As the story goes, eighteen-year-old Mary Shelley came up with the idea for Frankenstein one dreary summer night in 1816 while she and the poet Percy Shelley (her then lover, later husband), were vacationing in the Swiss Alps with Lord Byron, who suggested that they pass the time by each writing their own ghost story. “Perhaps a corpse would be re-animated,” mused Mary, and the rest is literary history.
When she unleashed Frankenstein upon the world two years later, she did so anonymously. Nevertheless, word got out that the book’s author was a woman (gasp), and the ensuing early reviews were incredibly critical. One particularly misogynistic critic wrote, “The writer of it is, we understand, a female; this is an aggravation of that which is the prevailing fault of the novel; but if our authoress can forget the gentleness of her sex, it is no reason why we should; and we shall therefore dismiss the novel without further comment.”
The year before it was released, in anticipation of the myopic critical backlash, Percy Shelley wrote a rave review (sadly unpublished until 1832, ten years after had Percy drowned in the Gulf of La Spezia) of his new wife’s remarkable debut.
Take note, literary couples: this is what supporting your spouse in their creative endeavors looks like.
Beware; for I am fearless, and therefore powerful.
“The novel of Frankenstein, or the Modern Prometheus, is undoubtedly, as a mere story, one of the most original and complete productions of the age. We debate with ourselves in wonder as we read it, what could have been the series of thoughts, what could have been the peculiar experiences that awakened them, which conducted in the author’s mind, to the astonishing combination of motives and incidents and the startling catastrophe which compose this tale … it is conducted throughout with a firm and steady hand. The interest gradually accumulates, and advances towards the conclusion with the accelerated rapidity of a rock rolled down a mountain … We are held breathless with suspense and sympathy, and the heaping up of incident on incident, and the working of passion out of passion … The pathos is irresistible and deep … In this the direct moral of the book consists; and it is perhaps the most important, and of the most universal application, of any moral that can be enforced by example.

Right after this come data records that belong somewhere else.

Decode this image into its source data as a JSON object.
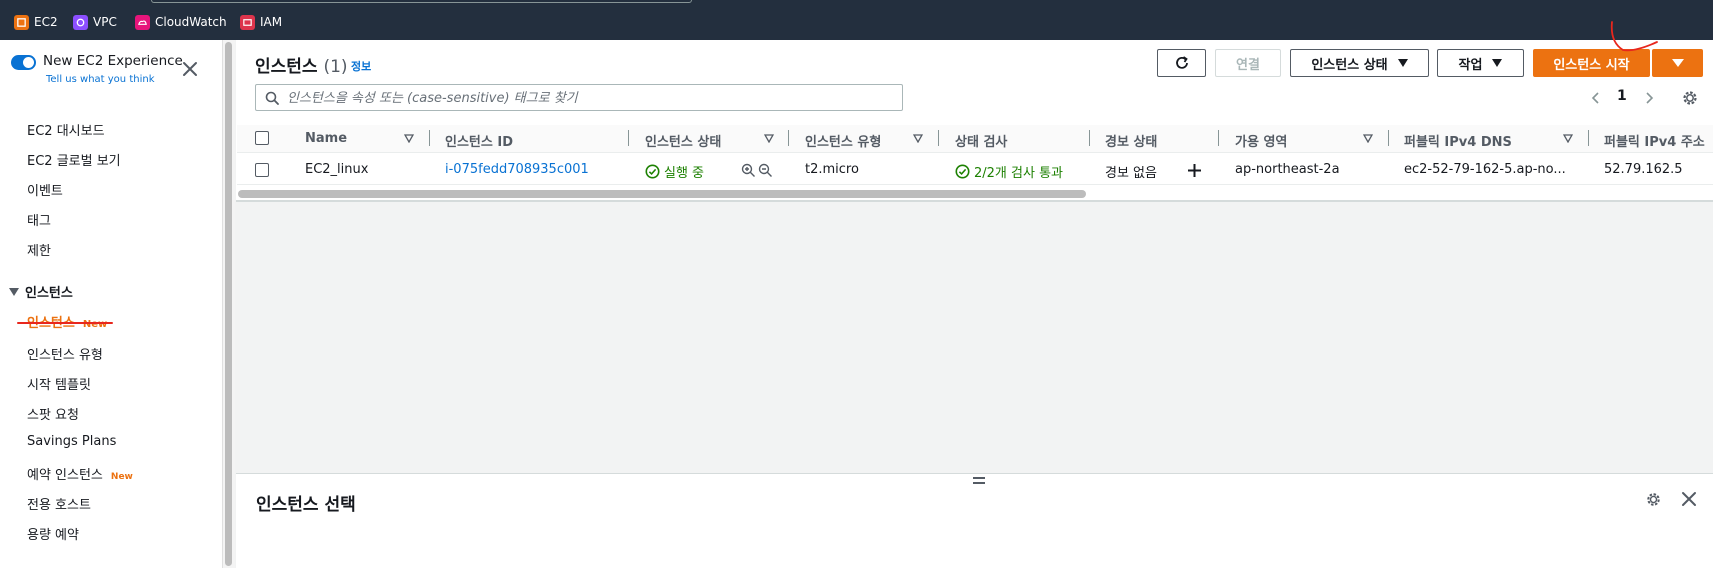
{
  "favorites": [
    {
      "label": "EC2",
      "color": "#ec7211"
    },
    {
      "label": "VPC",
      "color": "#8c4fff"
    },
    {
      "label": "CloudWatch",
      "color": "#e7157b"
    },
    {
      "label": "IAM",
      "color": "#dd344c"
    }
  ],
  "sidebar": {
    "experience_label": "New EC2 Experience",
    "feedback_link": "Tell us what you think",
    "items_top": [
      "EC2 대시보드",
      "EC2 글로벌 보기",
      "이벤트",
      "태그",
      "제한"
    ],
    "section_title": "인스턴스",
    "active_item": "인스턴스",
    "active_badge": "New",
    "items_bottom": [
      "인스턴스 유형",
      "시작 템플릿",
      "스팟 요청",
      "Savings Plans",
      "예약 인스턴스",
      "전용 호스트",
      "용량 예약"
    ],
    "reserved_badge": "New"
  },
  "header": {
    "title": "인스턴스",
    "count": "(1)",
    "info": "정보",
    "connect": "연결",
    "instance_state": "인스턴스 상태",
    "actions": "작업",
    "launch": "인스턴스 시작"
  },
  "search": {
    "placeholder": "인스턴스을 속성 또는 (case-sensitive) 태그로 찾기"
  },
  "pagination": {
    "page": "1"
  },
  "table": {
    "columns": [
      "Name",
      "인스턴스 ID",
      "인스턴스 상태",
      "인스턴스 유형",
      "상태 검사",
      "경보 상태",
      "가용 영역",
      "퍼블릭 IPv4 DNS",
      "퍼블릭 IPv4 주소"
    ],
    "rows": [
      {
        "name": "EC2_linux",
        "id": "i-075fedd708935c001",
        "state": "실행 중",
        "type": "t2.micro",
        "check": "2/2개 검사 통과",
        "alarm": "경보 없음",
        "az": "ap-northeast-2a",
        "dns": "ec2-52-79-162-5.ap-no...",
        "ip": "52.79.162.5"
      }
    ]
  },
  "bottom": {
    "title": "인스턴스 선택"
  },
  "colors": {
    "accent": "#ec7211",
    "link": "#0972d3",
    "success": "#1d8102",
    "nav_bg": "#232f3e"
  }
}
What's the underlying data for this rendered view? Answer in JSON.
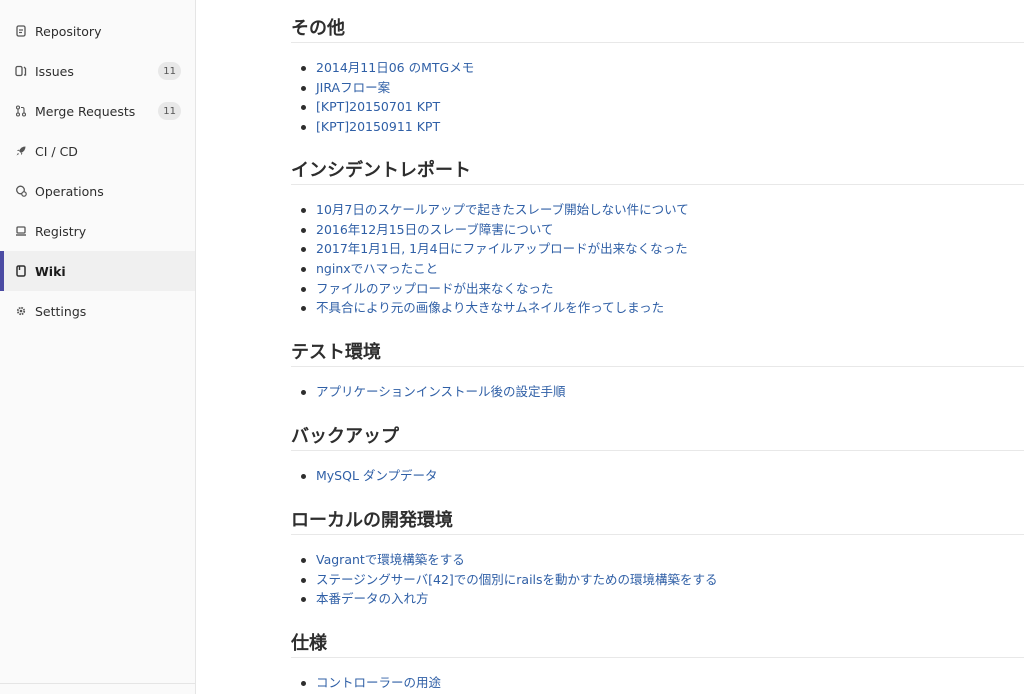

Treat a person ill, and he will become wicked … It is impossible to read this dialogue—and indeed many other situations of a somewhat similar character—without feeling the heart suspend its pulsations with wonder, and the tears stream down the cheeks! … The general character of the tale indeed resembles nothing that ever preceded it … an exhibition of intellectual and imaginative power, which we think the reader will acknowledge has seldom been surpassed.”